Вскинулись полицейские:
— Отойдите от тела! Мсье! Вы с ума сошли!
Его оттащили.
— Это мой отец, — твердил он, — мой… Приёмный, но…
— Вы — Уильям Густавссон?
Он кивнул.
— Вас искали. Вы с мадемуазель Сорелли Дюпон должны идти на допрос в кабинете директоров. Документы при вас?
Уильям похолодел:
— Директора подтвердят мою личность. Объясните, почему допрашивают мадемуазель Дюпон?
— Она, как и вы, подозревается в падении люстры.
Уильям сжал кошелёк под пиджаком, стащенный у мертвеца:
— Я понял вас. Пойдёмте.
В кабинете директоров он почтил мсье Дебьенна и Полиньи лишь кивками, сразу найдя взглядом Сорелли.
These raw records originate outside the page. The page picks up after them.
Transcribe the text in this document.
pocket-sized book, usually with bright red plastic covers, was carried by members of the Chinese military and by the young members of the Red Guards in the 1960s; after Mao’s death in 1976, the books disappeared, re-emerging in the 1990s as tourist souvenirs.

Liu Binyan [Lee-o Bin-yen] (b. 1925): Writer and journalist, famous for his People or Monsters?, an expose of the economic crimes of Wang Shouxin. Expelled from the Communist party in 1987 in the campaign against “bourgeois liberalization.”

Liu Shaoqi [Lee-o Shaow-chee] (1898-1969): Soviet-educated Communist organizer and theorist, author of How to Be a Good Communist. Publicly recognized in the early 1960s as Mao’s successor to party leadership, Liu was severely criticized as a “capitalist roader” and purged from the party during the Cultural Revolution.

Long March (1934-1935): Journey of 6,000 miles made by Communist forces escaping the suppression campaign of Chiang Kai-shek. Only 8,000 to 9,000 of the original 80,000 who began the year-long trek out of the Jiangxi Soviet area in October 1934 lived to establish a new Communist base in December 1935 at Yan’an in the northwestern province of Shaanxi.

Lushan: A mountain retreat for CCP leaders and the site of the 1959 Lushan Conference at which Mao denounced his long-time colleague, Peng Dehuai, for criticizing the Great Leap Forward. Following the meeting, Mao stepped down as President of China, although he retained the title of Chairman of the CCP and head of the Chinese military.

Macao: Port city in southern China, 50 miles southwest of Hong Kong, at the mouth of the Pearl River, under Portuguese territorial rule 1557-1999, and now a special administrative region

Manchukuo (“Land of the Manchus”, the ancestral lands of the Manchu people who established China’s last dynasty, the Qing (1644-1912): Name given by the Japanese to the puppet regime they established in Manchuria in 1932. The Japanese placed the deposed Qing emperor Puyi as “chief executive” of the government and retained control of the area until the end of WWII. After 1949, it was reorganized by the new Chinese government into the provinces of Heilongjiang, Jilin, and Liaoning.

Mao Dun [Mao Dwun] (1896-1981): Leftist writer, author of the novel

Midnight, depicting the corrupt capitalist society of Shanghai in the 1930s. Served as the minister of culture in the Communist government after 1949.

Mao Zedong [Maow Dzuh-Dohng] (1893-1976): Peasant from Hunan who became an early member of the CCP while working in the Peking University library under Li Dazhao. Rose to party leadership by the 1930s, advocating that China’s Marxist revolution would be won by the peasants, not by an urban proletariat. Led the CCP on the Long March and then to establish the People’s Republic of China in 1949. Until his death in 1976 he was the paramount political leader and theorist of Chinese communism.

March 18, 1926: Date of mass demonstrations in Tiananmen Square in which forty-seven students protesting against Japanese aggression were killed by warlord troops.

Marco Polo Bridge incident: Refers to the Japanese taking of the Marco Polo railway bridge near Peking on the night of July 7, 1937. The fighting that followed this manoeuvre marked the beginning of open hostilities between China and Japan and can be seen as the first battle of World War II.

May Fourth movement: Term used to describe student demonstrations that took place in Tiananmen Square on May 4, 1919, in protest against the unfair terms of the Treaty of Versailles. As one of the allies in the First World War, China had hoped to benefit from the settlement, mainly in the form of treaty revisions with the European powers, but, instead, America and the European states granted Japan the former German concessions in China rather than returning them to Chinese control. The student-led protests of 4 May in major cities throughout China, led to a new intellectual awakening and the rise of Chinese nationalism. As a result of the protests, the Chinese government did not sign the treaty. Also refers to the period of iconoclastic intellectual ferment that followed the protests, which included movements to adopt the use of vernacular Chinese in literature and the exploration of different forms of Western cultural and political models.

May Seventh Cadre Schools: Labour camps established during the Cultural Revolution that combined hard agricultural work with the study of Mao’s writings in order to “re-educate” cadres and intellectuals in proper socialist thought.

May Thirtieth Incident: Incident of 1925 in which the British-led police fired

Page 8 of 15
Она сидела в директорском кресле, с одеялом на плечах — но была бледна, как полотно.
Увидев Уильяма, она подскочила:
— Уильям! Ты ранен? Господи, ты выглядишь ужасно…
Уильям поспешил к ней:
— Нет, я цел, а ты?
— Синяки там и сям, в толпе отдавили ногу. Переживу.
— А Жамм?
— Она вернулась за котом, забежавшим в оперу, но с ней всё в порядке. Она уже дома, её отпустили…
— А вас — нет.
Повернувшись, Уильям встретился взглядом с комиссаром, и поприветствовал его сдержанным поклоном:
— Я уже знаю, по какому поводу нас допрашивают.
— Уже только вас, мадемуазель Дюпон всё рассказала. Как, по-вашему, прошли события этого вечера?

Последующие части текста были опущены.